The board of directors of the Fund is vested with the overall management of the Fund. The strategic and high level decision making is undertaken by the Board of Directors in the foreign country of establishment, whereas the day-to-day operational side of the fund’s activities is carried out by the general manager, finance manager, and operations manager. This all occurs in the foreign country.

Therefore, the Fund satisfies paragraphs 118-520(1)(b), 118-520(1)(c) and 118-520(1)(d) of the ITAA 1997.

No amount paid to the Fund or set aside for the Fund has been or can be deducted under the ITAA 1997 and no tax offset has been allowed or is allowable for such an amount?

No amounts have been paid to the Fund, nor set aside to be paid to the Fund, that can be deducted under this Act. Further, no amounts have been paid to the Fund, or set aside to be paid to the Fund, for which a tax offset has been allowed, or would be allowable, under this Act. Consequently, this requirement is satisfied.

The fund rules evidence that the Fund has been established as a genuine pension, superannuation and/or retirement fund solely providing superannuation benefits for non-residents of Australia. It has been set up and maintained outside of Australia by non-residents of Australia. Furthermore, no contributions to the Fund are capable of being claimed as a rebate or deduction under any section of the ITAA 1936 or ITAA 1997. The trustee of the Fund is exempt from income tax in the country of residence. It is therefore considered to be a superannuation fund for foreign residents, as defined by section 118-520 of the ITAA 1997.

Does the Fund receive income that consists of interest, or consist of dividends or non-share dividends paid by a company that is a resident

The Fund holds a number of Australian securities upon which it derived interest and dividend income from August 2014 to present. These investments are not held via interposed entities. Therefore, the Fund satisfies the subparagraph 128B(3)(jb)(ii) of the ITAA 1936 in that it consists of interest, or consists of dividends or non-share dividends paid by a company that is a resident.

Is the Fund exempt from income tax in the country in which it resides?

The Fund is not subject to income tax in the foreign country of establishment on interest and dividends derived from Australian investments. Therefore, the Fund satisfies subparagraph 128B(3)(jb)(iii) of the ITAA 1936.

Conclusion

The Fund is a non-resident that is a superannuation fund for foreign residents. Its income consists of interest or dividends or non-share dividends paid by a company that is a resident of Australia and it is exempt from income tax in the foreign country where it resides. Therefore, paragraph 128B(3)(jb) of the ITAA 1936 is satisfied and the interest and dividend income derived by the Fund qualifies for exemption from withholding tax.

Question 2

Is interest, dividend and non-share dividend income derived by the Fund not assessable and not exempt income of the Fund under section 128D of the ITAA 1936?

Answer

Yes.

Detailed reasoning

Section 128D of the ITAA 1936 provides:

      ‘Income other than income to which section 128B applies by virtue of subsection (2A), (2C) or (9C) of that section upon which withholding tax is payable, or upon which withholding tax would, but for paragraph 128B(3)(ga),(jb) or (m), section 128F, section 128FA or section 128GB, be payable, is not assessable income and is not exempt income of a person.’
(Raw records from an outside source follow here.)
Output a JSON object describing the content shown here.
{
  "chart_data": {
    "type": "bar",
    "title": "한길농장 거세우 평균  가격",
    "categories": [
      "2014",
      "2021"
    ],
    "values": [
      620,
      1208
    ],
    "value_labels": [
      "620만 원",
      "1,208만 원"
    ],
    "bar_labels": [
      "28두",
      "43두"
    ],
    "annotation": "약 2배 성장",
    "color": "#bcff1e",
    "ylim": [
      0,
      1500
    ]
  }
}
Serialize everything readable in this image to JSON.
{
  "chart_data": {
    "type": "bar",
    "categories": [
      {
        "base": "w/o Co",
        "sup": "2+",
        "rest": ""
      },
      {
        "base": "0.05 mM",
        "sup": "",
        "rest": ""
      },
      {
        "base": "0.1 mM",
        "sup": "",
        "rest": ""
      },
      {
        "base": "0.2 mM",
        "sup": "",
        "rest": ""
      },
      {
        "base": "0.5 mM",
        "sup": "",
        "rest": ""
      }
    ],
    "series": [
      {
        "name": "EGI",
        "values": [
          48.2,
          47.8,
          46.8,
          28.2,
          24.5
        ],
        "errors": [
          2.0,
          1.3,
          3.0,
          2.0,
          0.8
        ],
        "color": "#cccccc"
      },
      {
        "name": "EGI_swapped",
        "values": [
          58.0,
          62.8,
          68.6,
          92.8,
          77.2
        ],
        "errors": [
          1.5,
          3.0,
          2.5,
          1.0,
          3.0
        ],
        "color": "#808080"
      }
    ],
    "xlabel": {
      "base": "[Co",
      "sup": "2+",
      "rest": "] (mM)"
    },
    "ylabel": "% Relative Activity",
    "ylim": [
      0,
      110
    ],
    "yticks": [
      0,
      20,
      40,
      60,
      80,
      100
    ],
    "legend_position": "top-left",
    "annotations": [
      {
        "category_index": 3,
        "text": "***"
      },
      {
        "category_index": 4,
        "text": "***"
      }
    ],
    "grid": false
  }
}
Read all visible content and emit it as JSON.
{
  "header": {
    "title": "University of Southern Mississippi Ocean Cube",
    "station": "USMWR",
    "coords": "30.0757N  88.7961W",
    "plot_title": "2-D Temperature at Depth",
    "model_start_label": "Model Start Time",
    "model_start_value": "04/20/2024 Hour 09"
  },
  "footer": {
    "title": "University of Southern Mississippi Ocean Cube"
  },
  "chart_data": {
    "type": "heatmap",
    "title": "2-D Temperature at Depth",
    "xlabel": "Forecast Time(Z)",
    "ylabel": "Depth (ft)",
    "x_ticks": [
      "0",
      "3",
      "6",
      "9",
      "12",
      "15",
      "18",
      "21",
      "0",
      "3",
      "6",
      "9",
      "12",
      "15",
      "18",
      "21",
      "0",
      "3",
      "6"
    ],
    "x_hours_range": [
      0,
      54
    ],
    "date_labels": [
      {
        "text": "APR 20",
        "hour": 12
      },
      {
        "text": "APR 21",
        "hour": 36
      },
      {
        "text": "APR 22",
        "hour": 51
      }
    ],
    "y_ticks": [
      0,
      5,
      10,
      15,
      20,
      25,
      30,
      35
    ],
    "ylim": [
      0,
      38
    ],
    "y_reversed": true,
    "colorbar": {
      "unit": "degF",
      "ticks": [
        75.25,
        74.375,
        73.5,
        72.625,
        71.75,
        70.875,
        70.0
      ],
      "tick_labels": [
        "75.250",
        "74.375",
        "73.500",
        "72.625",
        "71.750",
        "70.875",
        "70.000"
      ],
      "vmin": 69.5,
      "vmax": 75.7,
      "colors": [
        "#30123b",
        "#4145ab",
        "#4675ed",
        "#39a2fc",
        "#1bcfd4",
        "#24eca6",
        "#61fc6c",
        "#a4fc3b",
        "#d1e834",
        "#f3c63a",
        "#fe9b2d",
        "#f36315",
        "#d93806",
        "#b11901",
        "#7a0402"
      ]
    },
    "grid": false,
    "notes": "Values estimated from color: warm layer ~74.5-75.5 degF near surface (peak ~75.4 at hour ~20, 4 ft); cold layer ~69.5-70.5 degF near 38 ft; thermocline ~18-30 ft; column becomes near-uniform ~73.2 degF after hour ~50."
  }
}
Dividend and interest income derived by the Fund would be subject to withholding tax under subsections 128B(1) and 128B(2) of the ITAA 1936 respectively, but for the operation of the withholding tax exemption under paragraph 128B(3)(jb) of the ITAA 1936. As paragraph 128B(3)(jb) of the ITAA 1936 is specifically referred to in section 128D of the ITAA 1936 any interest or dividend income derived by the Fund will be considered not assessable not exempt income under section 128D of the ITAA 1936.